Me:  Not ribbeting, riveting.

Me:  So both of your fond memories revolve around sleeping?  (You see we are about building memories that last a lifetime in this house, folks.)  We are going to have to be a little more interesting here or you will definitely not be allowed to co-host again.

Boy9:  Hey dad, I think you should give some emphasis to the word definitely and do not type what I am saying.  Really.  Stop it!  Stop typing!

Me: (tee hee hee.  Paybacks…)  So, do you have a favorite TV show?

Boy9: my turn to tipe!

Me:  Why don’t you let me do that?

Boy9:  I like to watch Get Smart, Dr. who, Star Wars, Twylight Zone, Babilon 5

Me:  All fine unprompted choices there, son.  I’m so proud of you.  Hey, why don’t you let me take over the typing for a bit?  So, tell us what you think about your mom’s picture taking.


Me:  Evil?  Why would you say that?

Boy9:  Posing every three seconds and messing it up and having to do it again and messing it up again and having to do it again.  Stuff like that.

Me:  But is that merely an expression of evil itself or do you see it is an actual incarnation of evil?

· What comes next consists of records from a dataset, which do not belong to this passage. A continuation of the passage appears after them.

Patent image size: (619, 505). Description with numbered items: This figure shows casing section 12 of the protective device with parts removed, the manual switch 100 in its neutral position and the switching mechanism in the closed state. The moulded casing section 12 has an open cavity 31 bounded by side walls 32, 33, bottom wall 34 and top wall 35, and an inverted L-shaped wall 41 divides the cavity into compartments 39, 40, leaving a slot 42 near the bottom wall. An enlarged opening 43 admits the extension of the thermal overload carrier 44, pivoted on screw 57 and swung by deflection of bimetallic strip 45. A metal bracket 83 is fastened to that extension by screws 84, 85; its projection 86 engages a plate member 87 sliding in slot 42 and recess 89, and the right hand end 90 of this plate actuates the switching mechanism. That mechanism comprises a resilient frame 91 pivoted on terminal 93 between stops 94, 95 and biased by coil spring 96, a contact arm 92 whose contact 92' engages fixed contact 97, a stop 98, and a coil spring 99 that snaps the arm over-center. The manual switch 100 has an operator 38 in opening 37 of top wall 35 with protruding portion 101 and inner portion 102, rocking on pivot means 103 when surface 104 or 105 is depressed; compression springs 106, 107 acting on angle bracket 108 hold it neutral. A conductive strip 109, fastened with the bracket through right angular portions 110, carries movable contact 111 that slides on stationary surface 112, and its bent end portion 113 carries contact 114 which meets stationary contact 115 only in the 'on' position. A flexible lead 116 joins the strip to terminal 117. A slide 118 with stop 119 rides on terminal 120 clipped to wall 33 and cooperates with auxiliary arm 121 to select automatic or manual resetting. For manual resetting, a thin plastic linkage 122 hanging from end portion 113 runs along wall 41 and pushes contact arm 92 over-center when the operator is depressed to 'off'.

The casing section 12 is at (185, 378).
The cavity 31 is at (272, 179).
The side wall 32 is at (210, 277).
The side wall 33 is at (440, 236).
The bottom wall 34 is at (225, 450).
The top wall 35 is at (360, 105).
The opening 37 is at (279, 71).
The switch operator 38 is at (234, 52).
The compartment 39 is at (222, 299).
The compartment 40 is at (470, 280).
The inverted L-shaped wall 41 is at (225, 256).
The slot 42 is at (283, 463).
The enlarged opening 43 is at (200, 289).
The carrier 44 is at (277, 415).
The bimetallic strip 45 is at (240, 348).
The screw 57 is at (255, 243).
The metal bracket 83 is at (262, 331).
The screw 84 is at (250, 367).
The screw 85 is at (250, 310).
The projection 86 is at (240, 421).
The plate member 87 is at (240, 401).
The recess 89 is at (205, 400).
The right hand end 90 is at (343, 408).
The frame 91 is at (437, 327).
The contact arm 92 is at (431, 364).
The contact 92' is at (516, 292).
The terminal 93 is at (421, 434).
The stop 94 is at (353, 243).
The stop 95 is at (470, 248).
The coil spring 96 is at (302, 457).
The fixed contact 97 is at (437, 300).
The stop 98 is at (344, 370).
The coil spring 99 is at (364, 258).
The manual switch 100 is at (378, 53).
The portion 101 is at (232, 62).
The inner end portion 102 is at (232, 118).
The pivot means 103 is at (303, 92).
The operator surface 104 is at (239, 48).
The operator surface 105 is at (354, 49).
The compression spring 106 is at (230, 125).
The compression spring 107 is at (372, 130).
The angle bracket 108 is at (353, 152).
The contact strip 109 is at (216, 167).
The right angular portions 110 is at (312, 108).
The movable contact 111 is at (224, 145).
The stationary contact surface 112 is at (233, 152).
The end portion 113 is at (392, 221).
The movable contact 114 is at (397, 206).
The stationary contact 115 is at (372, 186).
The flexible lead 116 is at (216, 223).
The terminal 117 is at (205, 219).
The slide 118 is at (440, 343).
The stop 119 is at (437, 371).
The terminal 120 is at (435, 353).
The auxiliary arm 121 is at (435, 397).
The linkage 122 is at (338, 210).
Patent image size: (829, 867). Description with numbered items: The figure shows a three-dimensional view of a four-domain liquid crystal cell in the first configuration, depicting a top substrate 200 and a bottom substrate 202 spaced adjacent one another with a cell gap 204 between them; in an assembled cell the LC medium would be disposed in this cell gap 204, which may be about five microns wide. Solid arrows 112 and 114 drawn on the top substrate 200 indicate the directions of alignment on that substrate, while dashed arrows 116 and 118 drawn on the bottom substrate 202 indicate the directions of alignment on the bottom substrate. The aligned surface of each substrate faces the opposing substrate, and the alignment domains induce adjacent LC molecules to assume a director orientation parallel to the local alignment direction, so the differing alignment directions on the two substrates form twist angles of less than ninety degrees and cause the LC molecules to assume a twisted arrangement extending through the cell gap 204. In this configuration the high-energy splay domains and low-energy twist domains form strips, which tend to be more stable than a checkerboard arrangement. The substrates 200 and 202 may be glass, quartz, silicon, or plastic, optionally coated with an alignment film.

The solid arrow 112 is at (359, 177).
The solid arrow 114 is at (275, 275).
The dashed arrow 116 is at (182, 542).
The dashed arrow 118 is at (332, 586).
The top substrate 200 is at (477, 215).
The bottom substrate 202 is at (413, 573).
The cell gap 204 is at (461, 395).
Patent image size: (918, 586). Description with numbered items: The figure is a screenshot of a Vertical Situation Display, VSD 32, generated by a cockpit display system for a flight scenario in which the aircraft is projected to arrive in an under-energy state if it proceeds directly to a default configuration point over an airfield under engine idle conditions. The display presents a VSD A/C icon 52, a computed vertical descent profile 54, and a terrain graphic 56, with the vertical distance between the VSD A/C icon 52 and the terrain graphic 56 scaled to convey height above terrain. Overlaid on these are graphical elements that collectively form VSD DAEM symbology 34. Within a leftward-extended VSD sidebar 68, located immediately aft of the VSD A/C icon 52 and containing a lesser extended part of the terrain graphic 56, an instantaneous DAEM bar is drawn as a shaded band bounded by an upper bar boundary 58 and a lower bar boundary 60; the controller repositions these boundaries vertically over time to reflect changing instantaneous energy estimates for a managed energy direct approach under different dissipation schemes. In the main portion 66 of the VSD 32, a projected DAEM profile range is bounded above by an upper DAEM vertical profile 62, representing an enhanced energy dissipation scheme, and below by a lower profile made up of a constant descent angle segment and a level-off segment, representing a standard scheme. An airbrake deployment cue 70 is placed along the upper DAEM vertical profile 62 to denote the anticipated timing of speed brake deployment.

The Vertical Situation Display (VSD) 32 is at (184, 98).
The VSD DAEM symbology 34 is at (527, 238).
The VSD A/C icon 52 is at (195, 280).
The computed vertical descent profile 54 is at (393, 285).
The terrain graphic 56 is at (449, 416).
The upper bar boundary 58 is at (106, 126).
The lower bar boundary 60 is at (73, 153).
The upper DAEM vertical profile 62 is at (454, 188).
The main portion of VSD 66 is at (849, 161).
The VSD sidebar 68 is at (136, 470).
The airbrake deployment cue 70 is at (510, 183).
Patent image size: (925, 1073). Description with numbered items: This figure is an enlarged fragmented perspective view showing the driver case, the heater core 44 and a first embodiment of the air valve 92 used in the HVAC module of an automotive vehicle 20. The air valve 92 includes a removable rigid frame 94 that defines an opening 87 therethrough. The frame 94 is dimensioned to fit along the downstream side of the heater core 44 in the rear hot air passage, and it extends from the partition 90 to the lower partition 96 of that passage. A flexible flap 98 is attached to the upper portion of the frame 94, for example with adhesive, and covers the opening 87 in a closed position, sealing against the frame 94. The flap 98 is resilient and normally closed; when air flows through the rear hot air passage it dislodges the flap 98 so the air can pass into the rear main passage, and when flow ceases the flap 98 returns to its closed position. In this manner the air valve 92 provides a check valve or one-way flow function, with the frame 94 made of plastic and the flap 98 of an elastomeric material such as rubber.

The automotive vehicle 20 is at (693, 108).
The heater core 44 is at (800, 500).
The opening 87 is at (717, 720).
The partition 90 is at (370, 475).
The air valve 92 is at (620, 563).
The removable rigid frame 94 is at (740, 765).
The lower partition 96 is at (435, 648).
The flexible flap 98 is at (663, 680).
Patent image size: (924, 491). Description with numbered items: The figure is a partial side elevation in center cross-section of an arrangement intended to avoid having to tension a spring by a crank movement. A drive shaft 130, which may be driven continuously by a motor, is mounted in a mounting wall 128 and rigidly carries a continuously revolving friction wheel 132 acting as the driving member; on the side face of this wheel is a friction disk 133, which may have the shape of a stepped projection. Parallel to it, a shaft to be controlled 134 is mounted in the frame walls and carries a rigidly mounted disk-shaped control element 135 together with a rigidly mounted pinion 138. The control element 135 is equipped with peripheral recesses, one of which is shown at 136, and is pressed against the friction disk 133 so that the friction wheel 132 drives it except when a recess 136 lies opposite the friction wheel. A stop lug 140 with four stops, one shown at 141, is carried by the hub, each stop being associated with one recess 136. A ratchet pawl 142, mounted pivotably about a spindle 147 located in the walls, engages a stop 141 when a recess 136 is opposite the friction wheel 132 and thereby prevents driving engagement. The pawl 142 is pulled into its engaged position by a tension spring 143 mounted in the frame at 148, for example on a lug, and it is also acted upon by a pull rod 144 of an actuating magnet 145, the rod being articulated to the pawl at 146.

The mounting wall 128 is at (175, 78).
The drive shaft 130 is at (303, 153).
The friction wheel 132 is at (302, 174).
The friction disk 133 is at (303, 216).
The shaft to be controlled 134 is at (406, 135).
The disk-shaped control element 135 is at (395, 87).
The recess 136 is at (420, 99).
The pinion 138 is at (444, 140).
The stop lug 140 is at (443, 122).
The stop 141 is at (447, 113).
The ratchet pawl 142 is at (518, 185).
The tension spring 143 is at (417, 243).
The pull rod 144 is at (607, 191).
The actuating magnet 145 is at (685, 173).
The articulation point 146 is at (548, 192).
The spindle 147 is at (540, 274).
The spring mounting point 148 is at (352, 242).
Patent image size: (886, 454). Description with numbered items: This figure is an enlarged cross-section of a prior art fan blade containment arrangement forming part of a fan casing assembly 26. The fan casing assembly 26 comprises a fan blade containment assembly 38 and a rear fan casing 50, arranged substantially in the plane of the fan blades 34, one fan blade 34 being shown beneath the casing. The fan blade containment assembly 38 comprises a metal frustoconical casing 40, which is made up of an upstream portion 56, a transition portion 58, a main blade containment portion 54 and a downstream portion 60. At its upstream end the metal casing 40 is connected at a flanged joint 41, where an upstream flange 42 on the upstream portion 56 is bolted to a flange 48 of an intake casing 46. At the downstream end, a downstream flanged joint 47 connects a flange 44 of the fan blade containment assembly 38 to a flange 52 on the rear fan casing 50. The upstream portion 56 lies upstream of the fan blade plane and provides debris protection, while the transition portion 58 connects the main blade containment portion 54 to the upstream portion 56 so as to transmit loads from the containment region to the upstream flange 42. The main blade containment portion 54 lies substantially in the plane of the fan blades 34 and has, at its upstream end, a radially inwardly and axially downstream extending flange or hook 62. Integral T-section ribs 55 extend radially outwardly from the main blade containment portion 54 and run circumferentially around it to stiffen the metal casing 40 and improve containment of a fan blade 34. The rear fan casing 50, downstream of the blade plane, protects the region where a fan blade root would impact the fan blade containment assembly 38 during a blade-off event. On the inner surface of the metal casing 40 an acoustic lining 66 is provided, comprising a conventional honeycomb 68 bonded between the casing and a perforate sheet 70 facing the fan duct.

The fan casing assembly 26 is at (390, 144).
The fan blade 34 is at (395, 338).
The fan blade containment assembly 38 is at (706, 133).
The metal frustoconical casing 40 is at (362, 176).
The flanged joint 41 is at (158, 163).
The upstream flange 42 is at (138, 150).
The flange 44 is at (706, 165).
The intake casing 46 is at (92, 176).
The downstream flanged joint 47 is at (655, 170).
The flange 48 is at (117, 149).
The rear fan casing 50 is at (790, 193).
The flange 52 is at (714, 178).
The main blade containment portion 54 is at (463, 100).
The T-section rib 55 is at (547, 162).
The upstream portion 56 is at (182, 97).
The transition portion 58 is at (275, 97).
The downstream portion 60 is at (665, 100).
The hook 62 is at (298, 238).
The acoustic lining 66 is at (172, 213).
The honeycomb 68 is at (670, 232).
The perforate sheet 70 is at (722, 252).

Boy9:  What’s incarnation mean?

Me:  Something to do with a flower.  Anyway, I think we’d better stay away from talking about photography and blogging, probably sore subjects.

Boy9:  Yeah…

Me:  And he licks his wounds.  Maybe he’s just licking the Italian Ice from his fingers.

Boy9:  I want to take pictures of some of the good and bad things in my life.

Me:  Like what?

Boy9:  Like hugging and spilling my milk on the floor.  We should take a picture of me spilling my milk on the floor!

Me:  Uh….no.  Maybe another time.

Boy9:  You have written 1000 words.  That’s a lot of words.

Me:  Yep.  And like your mom says,  I didn’t even have anything to write about tonight.